13 Aralık 2010 Pazartesi

Ahmet Altan - Gizlilik

KUM SAATİ 08.12.2010

Devlet “icat edildiğinden” bu yana devletle toplum arasında hep bir çekişme vardır.
Devlet toplumu, toplum da devleti denetlemek ister.
Sanırım “gelişmişliğin” en önemli ölçülerinden biri de bu ilişkinin biçiminde ortaya çıkar, toplum devleti denetleyebiliyorsa “gelişmiş” ülkeler arasında girersiniz, devlet toplumu denetliyorsa ne kadar zengin olursanız olun “gelişmiş” sayılmazsınız.
Biz, herkesin çok iyi bildiği gibi, devletin toplumu denetlediği, denetlemekle kalmayıp “biçimlediği”, zihniyetine ve yaşama biçimine müdahale ettiği bir ülkeyiz.

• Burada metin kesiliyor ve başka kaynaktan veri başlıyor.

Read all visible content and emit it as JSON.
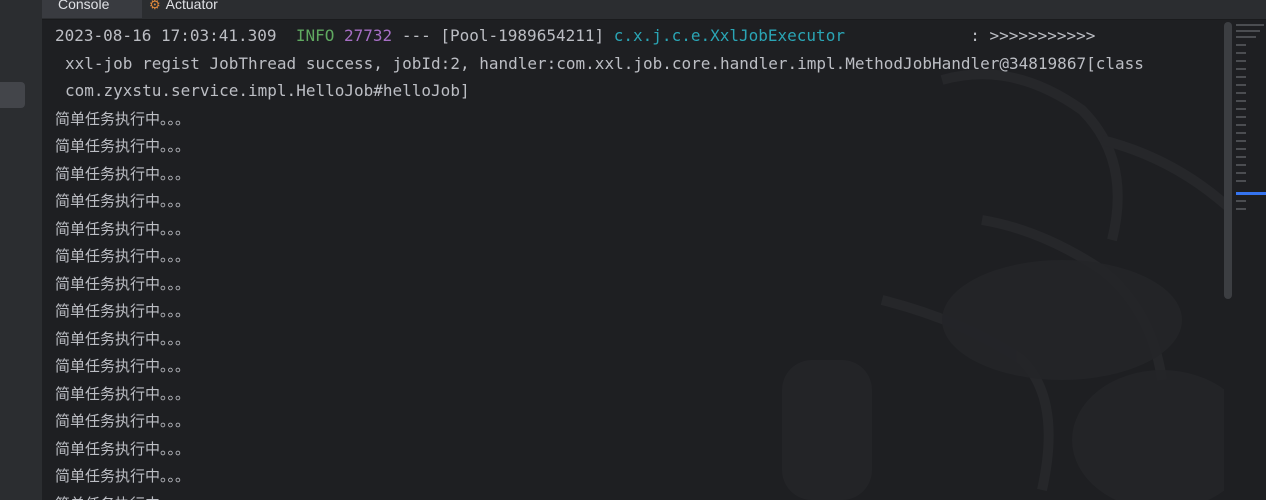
{
  "tabs": {
    "console_label": "Console",
    "actuator_label": "Actuator"
  },
  "log": {
    "header": {
      "timestamp": "2023-08-16 17:03:41.309",
      "level": "INFO",
      "pid": "27732",
      "separator": "---",
      "thread": "[Pool-1989654211]",
      "logger": "c.x.j.c.e.XxlJobExecutor",
      "arrow": ": >>>>>>>>>>>"
    },
    "continuation_1": "xxl-job regist JobThread success, jobId:2, handler:com.xxl.job.core.handler.impl.MethodJobHandler@34819867[class",
    "continuation_2": "com.zyxstu.service.impl.HelloJob#helloJob]",
    "task_lines": [
      "简单任务执行中。。。",
      "简单任务执行中。。。",
      "简单任务执行中。。。",
      "简单任务执行中。。。",
      "简单任务执行中。。。",
      "简单任务执行中。。。",
      "简单任务执行中。。。",
      "简单任务执行中。。。",
      "简单任务执行中。。。",
      "简单任务执行中。。。",
      "简单任务执行中。。。",
      "简单任务执行中。。。",
      "简单任务执行中。。。",
      "简单任务执行中。。。",
      "简单任务执行中"
    ]
  },
  "colors": {
    "background": "#1e1f22",
    "info_level": "#5fa860",
    "pid": "#a66ec4",
    "logger": "#2aa5b5",
    "text": "#bcbec4"
  },
  "icons": {
    "actuator": "actuator-icon"
  }
}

AKP’nin sekiz yıllık iktidarının halk tarafından desteklenen en önemli özelliği de bu çekişmede “toplumun” tarafını tutması, devletin özellikle askerî kanadının hegemonyasını sona erdirmek için çaba göstermesidir.

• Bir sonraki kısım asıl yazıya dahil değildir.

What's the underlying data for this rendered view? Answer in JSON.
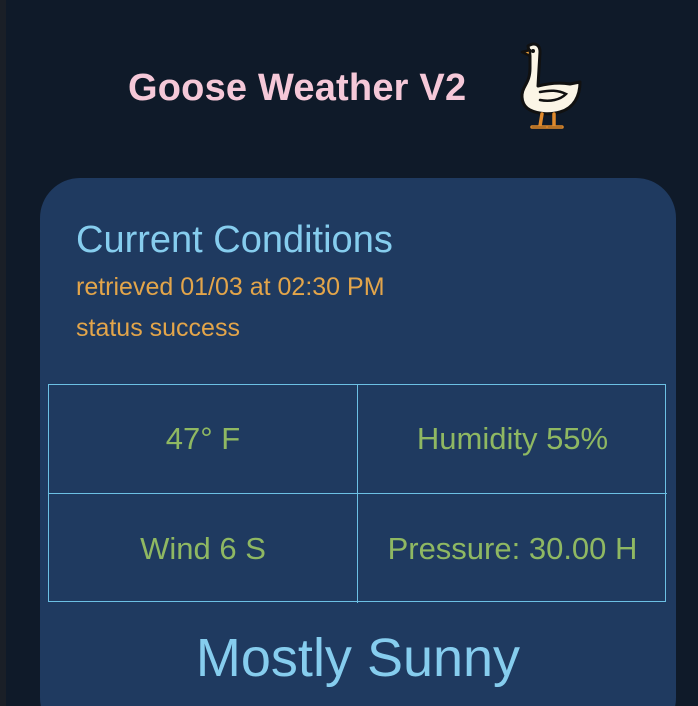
{
  "app": {
    "title": "Goose Weather V2",
    "logo_icon": "goose-icon"
  },
  "conditions": {
    "heading": "Current Conditions",
    "retrieved": "retrieved 01/03 at 02:30 PM",
    "status": "status success",
    "temperature": "47° F",
    "humidity": "Humidity 55%",
    "wind": "Wind 6 S",
    "pressure": "Pressure: 30.00 H",
    "summary": "Mostly Sunny"
  },
  "colors": {
    "background": "#0f1a29",
    "card": "#1f3a60",
    "title": "#f5c8d8",
    "heading": "#86cdee",
    "meta": "#e3a54a",
    "values": "#8fb862",
    "grid_border": "#6cc0e4"
  }
}
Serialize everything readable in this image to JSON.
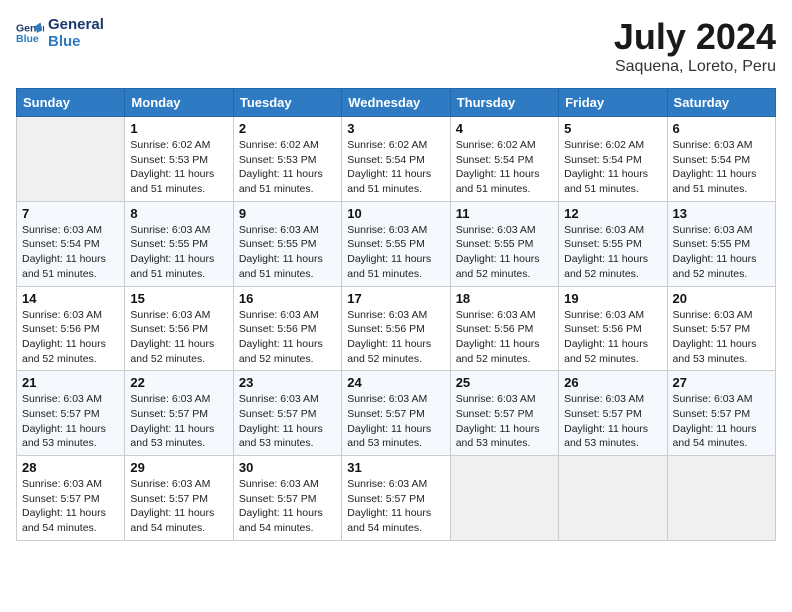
{
  "header": {
    "logo_line1": "General",
    "logo_line2": "Blue",
    "title": "July 2024",
    "subtitle": "Saquena, Loreto, Peru"
  },
  "columns": [
    "Sunday",
    "Monday",
    "Tuesday",
    "Wednesday",
    "Thursday",
    "Friday",
    "Saturday"
  ],
  "weeks": [
    [
      {
        "num": "",
        "info": ""
      },
      {
        "num": "1",
        "info": "Sunrise: 6:02 AM\nSunset: 5:53 PM\nDaylight: 11 hours\nand 51 minutes."
      },
      {
        "num": "2",
        "info": "Sunrise: 6:02 AM\nSunset: 5:53 PM\nDaylight: 11 hours\nand 51 minutes."
      },
      {
        "num": "3",
        "info": "Sunrise: 6:02 AM\nSunset: 5:54 PM\nDaylight: 11 hours\nand 51 minutes."
      },
      {
        "num": "4",
        "info": "Sunrise: 6:02 AM\nSunset: 5:54 PM\nDaylight: 11 hours\nand 51 minutes."
      },
      {
        "num": "5",
        "info": "Sunrise: 6:02 AM\nSunset: 5:54 PM\nDaylight: 11 hours\nand 51 minutes."
      },
      {
        "num": "6",
        "info": "Sunrise: 6:03 AM\nSunset: 5:54 PM\nDaylight: 11 hours\nand 51 minutes."
      }
    ],
    [
      {
        "num": "7",
        "info": "Sunrise: 6:03 AM\nSunset: 5:54 PM\nDaylight: 11 hours\nand 51 minutes."
      },
      {
        "num": "8",
        "info": "Sunrise: 6:03 AM\nSunset: 5:55 PM\nDaylight: 11 hours\nand 51 minutes."
      },
      {
        "num": "9",
        "info": "Sunrise: 6:03 AM\nSunset: 5:55 PM\nDaylight: 11 hours\nand 51 minutes."
      },
      {
        "num": "10",
        "info": "Sunrise: 6:03 AM\nSunset: 5:55 PM\nDaylight: 11 hours\nand 51 minutes."
      },
      {
        "num": "11",
        "info": "Sunrise: 6:03 AM\nSunset: 5:55 PM\nDaylight: 11 hours\nand 52 minutes."
      },
      {
        "num": "12",
        "info": "Sunrise: 6:03 AM\nSunset: 5:55 PM\nDaylight: 11 hours\nand 52 minutes."
      },
      {
        "num": "13",
        "info": "Sunrise: 6:03 AM\nSunset: 5:55 PM\nDaylight: 11 hours\nand 52 minutes."
      }
    ],
    [
      {
        "num": "14",
        "info": "Sunrise: 6:03 AM\nSunset: 5:56 PM\nDaylight: 11 hours\nand 52 minutes."
      },
      {
        "num": "15",
        "info": "Sunrise: 6:03 AM\nSunset: 5:56 PM\nDaylight: 11 hours\nand 52 minutes."
      },
      {
        "num": "16",
        "info": "Sunrise: 6:03 AM\nSunset: 5:56 PM\nDaylight: 11 hours\nand 52 minutes."
      },
      {
        "num": "17",
        "info": "Sunrise: 6:03 AM\nSunset: 5:56 PM\nDaylight: 11 hours\nand 52 minutes."
      },
      {
        "num": "18",
        "info": "Sunrise: 6:03 AM\nSunset: 5:56 PM\nDaylight: 11 hours\nand 52 minutes."
      },
      {
        "num": "19",
        "info": "Sunrise: 6:03 AM\nSunset: 5:56 PM\nDaylight: 11 hours\nand 52 minutes."
      },
      {
        "num": "20",
        "info": "Sunrise: 6:03 AM\nSunset: 5:57 PM\nDaylight: 11 hours\nand 53 minutes."
      }
    ],
    [
      {
        "num": "21",
        "info": "Sunrise: 6:03 AM\nSunset: 5:57 PM\nDaylight: 11 hours\nand 53 minutes."
      },
      {
        "num": "22",
        "info": "Sunrise: 6:03 AM\nSunset: 5:57 PM\nDaylight: 11 hours\nand 53 minutes."
      },
      {
        "num": "23",
        "info": "Sunrise: 6:03 AM\nSunset: 5:57 PM\nDaylight: 11 hours\nand 53 minutes."
      },
      {
        "num": "24",
        "info": "Sunrise: 6:03 AM\nSunset: 5:57 PM\nDaylight: 11 hours\nand 53 minutes."
      },
      {
        "num": "25",
        "info": "Sunrise: 6:03 AM\nSunset: 5:57 PM\nDaylight: 11 hours\nand 53 minutes."
      },
      {
        "num": "26",
        "info": "Sunrise: 6:03 AM\nSunset: 5:57 PM\nDaylight: 11 hours\nand 53 minutes."
      },
      {
        "num": "27",
        "info": "Sunrise: 6:03 AM\nSunset: 5:57 PM\nDaylight: 11 hours\nand 54 minutes."
      }
    ],
    [
      {
        "num": "28",
        "info": "Sunrise: 6:03 AM\nSunset: 5:57 PM\nDaylight: 11 hours\nand 54 minutes."
      },
      {
        "num": "29",
        "info": "Sunrise: 6:03 AM\nSunset: 5:57 PM\nDaylight: 11 hours\nand 54 minutes."
      },
      {
        "num": "30",
        "info": "Sunrise: 6:03 AM\nSunset: 5:57 PM\nDaylight: 11 hours\nand 54 minutes."
      },
      {
        "num": "31",
        "info": "Sunrise: 6:03 AM\nSunset: 5:57 PM\nDaylight: 11 hours\nand 54 minutes."
      },
      {
        "num": "",
        "info": ""
      },
      {
        "num": "",
        "info": ""
      },
      {
        "num": "",
        "info": ""
      }
    ]
  ]
}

Devlet, kendini denetletmez Türkiye’de.
Aksine, din sorununda, Kürt sorununda, Alevi sorununda, üniversite sorununda olduğu gibi her alanda “kendi dediklerinin” uygulanmasını, kendi ölçülerinin kabul edilmesini ister ve karşı çıkanı da çeşitli biçimlerde ezer.
Bugün yaşadığımız neredeyse bütün büyük sorunların temelinde devletin bu “benim dediğim gibi olacaksınız” inadı yatar.

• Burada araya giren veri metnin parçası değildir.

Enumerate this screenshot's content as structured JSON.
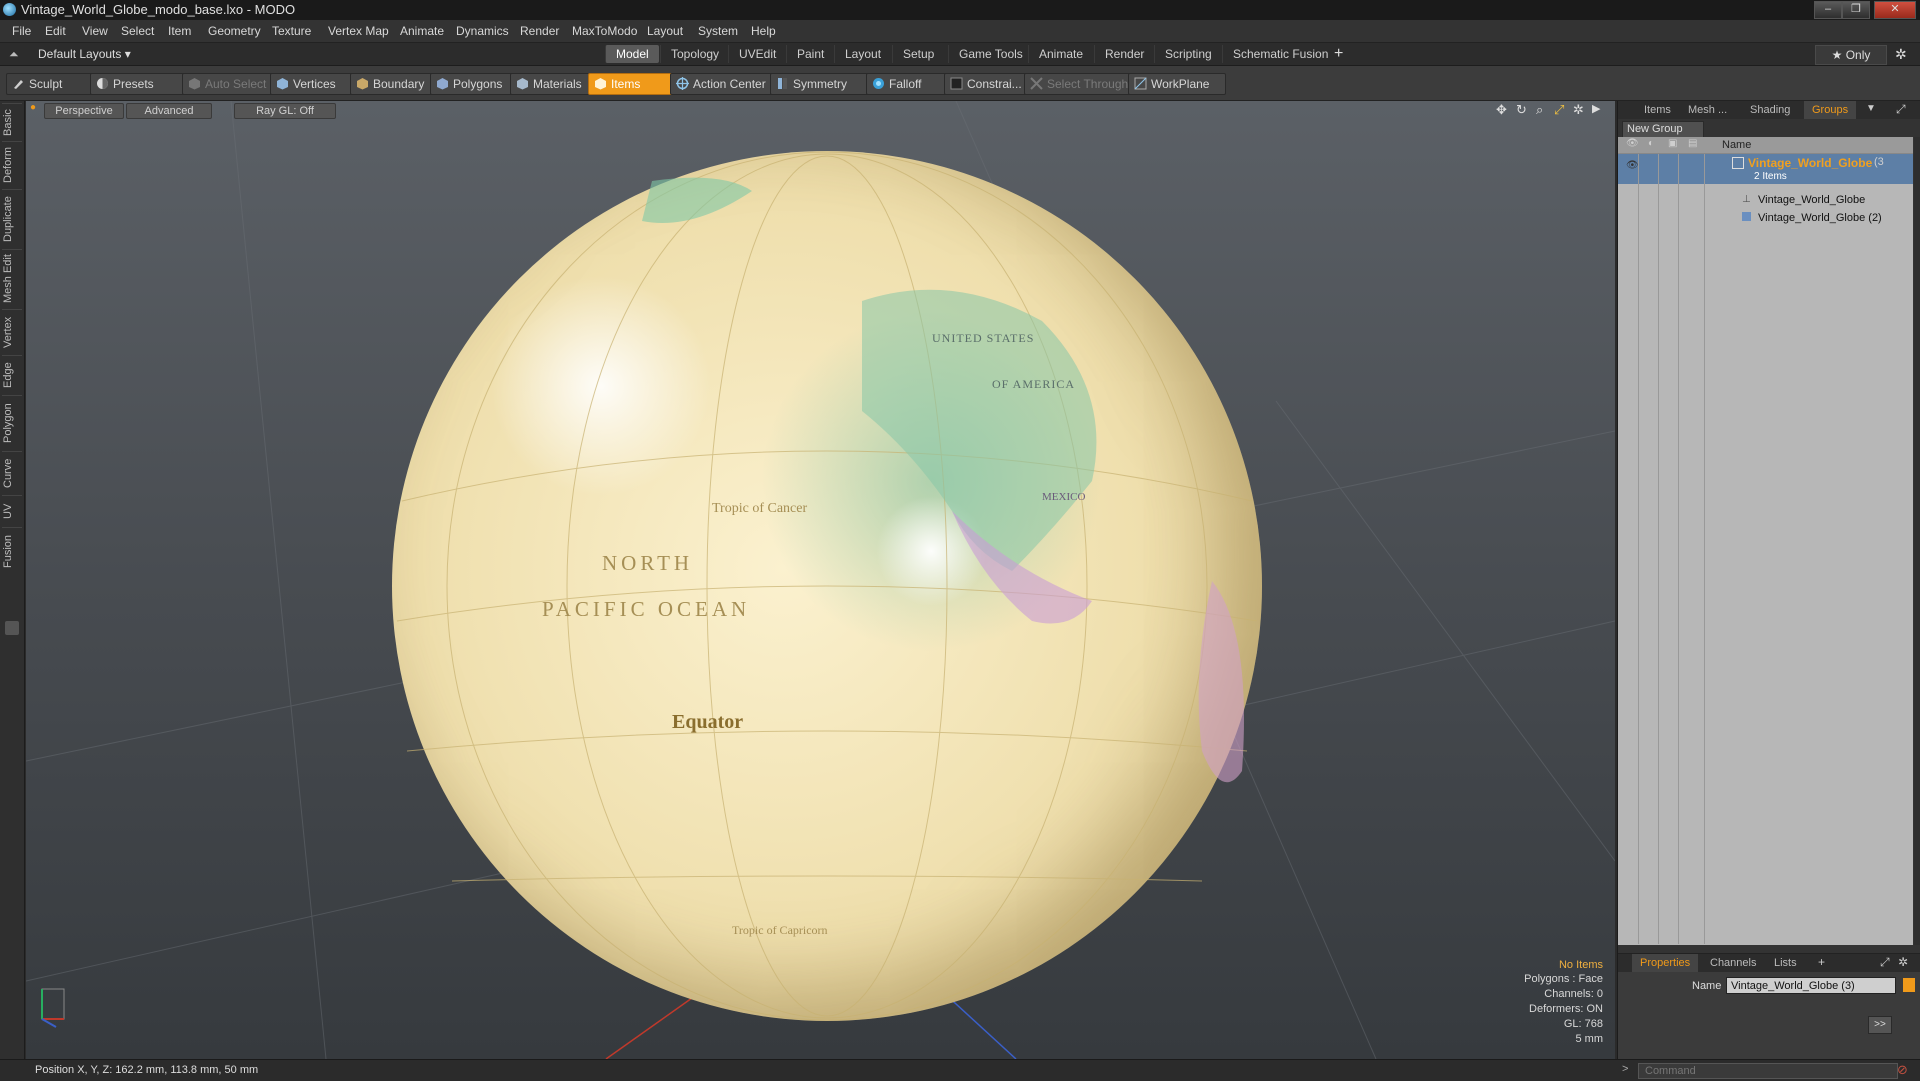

AKP, bugüne kadar bu büyük sorunların hiçbirini kesin bir çözüme kavuşturamadı.
Ne başörtü sorununu, ne Kürt sorununu, ne Alevi sorununu, ne üniversite sorununu, ne fikir özgürlüğü sorununu kalıcı bir biçimde çözebildi.
Bunları çözememesine rağmen sadece çözmek istediğini gösteren “jestlerle” insanların oylarını kazandı.
AKP’nin dışında hiçbir partinin bu sorunlarının bütününe yönelik bir çözüm önerisi olmaması, tam tersine partilerin çoğunluğunun bu sorunların çözülmemesi için devletle el birliği yapması, AKP’nin iktidarını rakipsiz sürdürmesini sağladı.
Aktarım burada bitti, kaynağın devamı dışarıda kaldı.